L'Etat du Nebraska a procédé mardi à la première exécution aux Etats-Unis d'un prisonnier par une injection létale contenant du fentanyl, un opiacé puissant à l'usage controversé. Carey Dean Moore, 60 ans, avait été condamné à mort pour le meurtre de deux chauffeurs de taxi en 1979. Son décès a été prononcé à 10h47 (16h47 heure française) mardi. L'exécution a duré une vingtaine de minutes, a indiqué Scott Frakes, directeur du Département des services pénitentiaires du Nebraska.
"Respect de la procédure". "Je reconnais que l'exécution d'aujourd'hui touche de nombreuses personnes à plusieurs niveaux", a-t-il ajouté, précisant qu'elle avait été menée avec "professionnalisme, respect de la procédure et dignité pour toutes les parties impliquées". "Calme et posé", selon les médias présents sur place, Moore s'est tourné vers ses proches, notamment son frère, pour leur demander pardon et leur adresser ses derniers mots, "je vous aime", à trois reprises.

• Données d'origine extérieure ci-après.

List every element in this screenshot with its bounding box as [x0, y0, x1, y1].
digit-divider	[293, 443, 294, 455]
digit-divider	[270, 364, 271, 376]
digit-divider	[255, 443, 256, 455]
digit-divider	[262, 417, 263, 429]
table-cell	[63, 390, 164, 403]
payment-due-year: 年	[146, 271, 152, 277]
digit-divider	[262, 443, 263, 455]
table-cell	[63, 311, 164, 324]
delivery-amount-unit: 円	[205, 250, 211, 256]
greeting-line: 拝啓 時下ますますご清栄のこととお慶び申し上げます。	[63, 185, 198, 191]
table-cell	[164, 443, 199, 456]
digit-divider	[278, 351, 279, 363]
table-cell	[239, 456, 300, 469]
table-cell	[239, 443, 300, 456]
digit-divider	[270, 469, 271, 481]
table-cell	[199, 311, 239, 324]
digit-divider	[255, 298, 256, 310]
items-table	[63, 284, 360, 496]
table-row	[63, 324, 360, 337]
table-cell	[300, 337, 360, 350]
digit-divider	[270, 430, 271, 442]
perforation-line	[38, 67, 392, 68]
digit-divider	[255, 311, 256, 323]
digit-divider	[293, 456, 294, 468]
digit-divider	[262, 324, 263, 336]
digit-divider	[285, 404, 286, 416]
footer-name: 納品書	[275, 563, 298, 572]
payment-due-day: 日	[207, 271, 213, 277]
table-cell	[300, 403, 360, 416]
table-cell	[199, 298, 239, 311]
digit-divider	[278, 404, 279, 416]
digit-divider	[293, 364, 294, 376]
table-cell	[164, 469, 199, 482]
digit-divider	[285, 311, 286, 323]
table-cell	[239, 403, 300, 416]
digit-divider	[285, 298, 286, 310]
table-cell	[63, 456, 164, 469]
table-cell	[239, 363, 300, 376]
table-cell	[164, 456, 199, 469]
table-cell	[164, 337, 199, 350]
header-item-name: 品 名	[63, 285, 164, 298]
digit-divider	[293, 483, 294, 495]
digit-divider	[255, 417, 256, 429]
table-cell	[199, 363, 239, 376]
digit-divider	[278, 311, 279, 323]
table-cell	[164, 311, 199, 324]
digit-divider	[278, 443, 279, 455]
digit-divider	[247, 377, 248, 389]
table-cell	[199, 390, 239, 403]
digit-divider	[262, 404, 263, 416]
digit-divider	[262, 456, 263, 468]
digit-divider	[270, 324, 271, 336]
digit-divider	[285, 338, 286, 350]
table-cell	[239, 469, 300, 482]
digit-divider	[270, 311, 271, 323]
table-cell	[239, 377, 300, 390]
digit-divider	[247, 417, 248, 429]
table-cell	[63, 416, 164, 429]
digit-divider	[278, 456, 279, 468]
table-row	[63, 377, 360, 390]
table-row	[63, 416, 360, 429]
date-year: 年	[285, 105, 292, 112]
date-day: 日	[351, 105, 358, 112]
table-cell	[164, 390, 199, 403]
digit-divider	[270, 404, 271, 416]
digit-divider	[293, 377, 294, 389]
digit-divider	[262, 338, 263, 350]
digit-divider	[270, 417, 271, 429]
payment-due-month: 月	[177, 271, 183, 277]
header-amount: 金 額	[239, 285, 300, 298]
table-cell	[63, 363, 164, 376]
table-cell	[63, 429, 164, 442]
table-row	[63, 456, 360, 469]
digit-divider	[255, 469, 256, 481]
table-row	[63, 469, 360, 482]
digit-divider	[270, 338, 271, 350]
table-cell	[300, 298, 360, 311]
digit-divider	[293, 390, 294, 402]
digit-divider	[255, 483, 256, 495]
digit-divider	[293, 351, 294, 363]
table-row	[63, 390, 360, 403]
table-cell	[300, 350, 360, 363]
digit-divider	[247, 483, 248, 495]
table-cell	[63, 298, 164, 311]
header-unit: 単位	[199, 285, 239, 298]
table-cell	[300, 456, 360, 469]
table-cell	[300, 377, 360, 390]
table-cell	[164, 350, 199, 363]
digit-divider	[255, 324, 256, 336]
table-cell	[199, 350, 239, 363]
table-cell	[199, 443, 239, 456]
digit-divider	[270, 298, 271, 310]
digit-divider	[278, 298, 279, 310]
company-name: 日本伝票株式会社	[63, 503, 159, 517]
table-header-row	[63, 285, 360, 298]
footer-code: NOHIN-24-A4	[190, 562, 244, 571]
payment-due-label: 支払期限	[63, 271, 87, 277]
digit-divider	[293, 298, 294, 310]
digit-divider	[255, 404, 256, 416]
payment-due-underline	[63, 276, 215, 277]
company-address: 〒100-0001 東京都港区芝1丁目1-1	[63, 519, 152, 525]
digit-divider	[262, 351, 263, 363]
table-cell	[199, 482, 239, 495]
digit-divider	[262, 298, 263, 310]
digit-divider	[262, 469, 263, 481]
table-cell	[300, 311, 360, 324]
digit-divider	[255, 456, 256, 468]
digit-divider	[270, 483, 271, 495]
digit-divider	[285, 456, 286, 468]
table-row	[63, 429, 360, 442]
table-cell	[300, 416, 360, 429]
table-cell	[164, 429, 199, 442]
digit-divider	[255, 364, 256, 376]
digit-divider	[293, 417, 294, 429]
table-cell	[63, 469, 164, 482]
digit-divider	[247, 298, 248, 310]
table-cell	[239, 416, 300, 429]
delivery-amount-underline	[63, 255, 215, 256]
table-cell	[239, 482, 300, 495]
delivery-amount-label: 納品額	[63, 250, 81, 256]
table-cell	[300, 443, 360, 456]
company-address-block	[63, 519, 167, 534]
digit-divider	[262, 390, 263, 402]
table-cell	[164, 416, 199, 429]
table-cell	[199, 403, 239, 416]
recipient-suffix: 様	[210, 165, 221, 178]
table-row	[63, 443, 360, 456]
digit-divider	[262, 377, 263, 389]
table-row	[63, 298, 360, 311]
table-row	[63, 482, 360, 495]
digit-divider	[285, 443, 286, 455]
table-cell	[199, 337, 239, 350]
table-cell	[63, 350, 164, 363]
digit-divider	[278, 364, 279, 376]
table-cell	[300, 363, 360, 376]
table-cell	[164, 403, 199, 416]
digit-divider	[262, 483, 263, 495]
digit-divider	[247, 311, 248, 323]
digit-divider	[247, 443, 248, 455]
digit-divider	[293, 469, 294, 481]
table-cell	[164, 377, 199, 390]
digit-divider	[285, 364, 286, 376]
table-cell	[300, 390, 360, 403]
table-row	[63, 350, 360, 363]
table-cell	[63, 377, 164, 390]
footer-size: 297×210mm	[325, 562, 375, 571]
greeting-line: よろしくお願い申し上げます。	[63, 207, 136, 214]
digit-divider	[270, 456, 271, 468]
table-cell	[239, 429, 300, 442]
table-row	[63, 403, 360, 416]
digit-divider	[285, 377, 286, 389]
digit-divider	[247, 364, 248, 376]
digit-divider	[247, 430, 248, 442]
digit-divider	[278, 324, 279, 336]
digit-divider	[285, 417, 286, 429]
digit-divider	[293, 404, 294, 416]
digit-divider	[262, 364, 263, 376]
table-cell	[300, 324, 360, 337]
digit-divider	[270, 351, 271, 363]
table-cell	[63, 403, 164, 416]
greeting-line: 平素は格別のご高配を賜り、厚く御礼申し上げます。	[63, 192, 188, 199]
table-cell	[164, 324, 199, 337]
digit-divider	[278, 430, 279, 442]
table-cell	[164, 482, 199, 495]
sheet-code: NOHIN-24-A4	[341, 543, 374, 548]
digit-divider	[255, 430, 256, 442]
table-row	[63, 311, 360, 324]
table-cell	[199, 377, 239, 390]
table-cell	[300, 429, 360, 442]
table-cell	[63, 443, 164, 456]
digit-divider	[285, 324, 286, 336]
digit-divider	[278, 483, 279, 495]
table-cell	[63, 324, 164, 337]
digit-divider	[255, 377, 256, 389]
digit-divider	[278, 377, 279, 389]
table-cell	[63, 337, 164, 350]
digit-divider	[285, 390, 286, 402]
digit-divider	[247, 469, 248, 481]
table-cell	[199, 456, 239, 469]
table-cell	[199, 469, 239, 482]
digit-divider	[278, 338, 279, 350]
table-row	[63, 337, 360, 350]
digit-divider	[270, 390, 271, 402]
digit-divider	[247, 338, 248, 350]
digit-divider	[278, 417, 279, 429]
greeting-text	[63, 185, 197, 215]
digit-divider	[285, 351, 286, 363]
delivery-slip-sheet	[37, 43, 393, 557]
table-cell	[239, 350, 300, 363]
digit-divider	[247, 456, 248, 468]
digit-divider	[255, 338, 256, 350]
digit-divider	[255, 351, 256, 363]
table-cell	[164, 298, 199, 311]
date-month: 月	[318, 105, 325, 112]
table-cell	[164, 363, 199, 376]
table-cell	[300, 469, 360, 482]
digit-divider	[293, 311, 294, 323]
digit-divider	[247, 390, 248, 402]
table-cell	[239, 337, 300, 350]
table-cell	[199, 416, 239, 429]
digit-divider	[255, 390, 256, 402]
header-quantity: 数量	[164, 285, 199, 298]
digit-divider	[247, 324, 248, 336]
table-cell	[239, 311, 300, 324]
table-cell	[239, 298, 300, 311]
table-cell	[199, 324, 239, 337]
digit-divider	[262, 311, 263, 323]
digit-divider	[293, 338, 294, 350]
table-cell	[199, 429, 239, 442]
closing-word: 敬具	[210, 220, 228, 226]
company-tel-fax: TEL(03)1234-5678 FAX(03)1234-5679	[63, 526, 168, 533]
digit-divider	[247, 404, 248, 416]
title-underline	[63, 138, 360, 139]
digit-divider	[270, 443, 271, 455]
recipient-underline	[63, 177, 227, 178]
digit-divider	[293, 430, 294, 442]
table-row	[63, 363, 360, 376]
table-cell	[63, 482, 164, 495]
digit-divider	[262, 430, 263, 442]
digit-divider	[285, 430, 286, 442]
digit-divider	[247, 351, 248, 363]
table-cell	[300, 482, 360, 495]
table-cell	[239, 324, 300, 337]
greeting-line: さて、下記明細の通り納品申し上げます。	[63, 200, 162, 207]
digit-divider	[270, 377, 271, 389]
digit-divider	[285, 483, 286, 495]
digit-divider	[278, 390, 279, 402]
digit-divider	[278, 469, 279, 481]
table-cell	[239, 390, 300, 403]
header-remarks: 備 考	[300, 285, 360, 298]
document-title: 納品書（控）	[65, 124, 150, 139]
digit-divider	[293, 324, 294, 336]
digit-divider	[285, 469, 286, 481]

On lui a ensuite administré un cocktail de quatre substances, dont trois n'avaient encore jamais été utilisées lors d'une exécution : le sédatif diazépam, le puissant analgésique fentanyl, le relaxant musculaire cisatracurium et du chlorure de potassium, qui arrête le cœur.
50 fois plus puissant que l'héroïne. L'usage du fentanyl, responsable de dizaines de milliers de morts par overdose aux Etats-Unis, est particulièrement décrié. Cet opiacé est cinquante fois plus puissant que l'héroïne et près de cent fois plus puissant que la morphine. Dans le but de protéger sa réputation, un laboratoire pharmaceutique allemand avait engagé une procédure judiciaire pour bloquer l'exécution de Moore, affirmant que le Nebraska avait illégalement obtenu des produits auprès de sa société. "Fresenius Kabi ne prend pas position sur la peine capitale" mais "s'oppose à l'utilisation de ses produits à cette fin et ne vend donc pas certains médicaments aux établissements pénitentiaires", avait déclaré le laboratoire dans sa plainte au civil. Un appel rejeté par un tribunal fédéral, qui a donné lundi son feu vert à l'exécution.
Les prisons à court de cocktails létaux. Pour Robert Dunham, directeur du Centre d'information sur la peine de mort, cette première exécution au fentanyl dans le Nebraska "montre que les Etats sont à la recherche de produits disponibles". Les cocktails létaux sont devenus difficiles à obtenir en raison de l'opposition du public et de la réticence, ou de l'hostilité pure et simple, des laboratoires pharmaceutiques à les vendre aux prisons pour procéder à des exécutions. Le Nebraska n'avait plus exécuté de prisonnier depuis 1997. Il s'agit de la première mise à mort par injection létale de son histoire.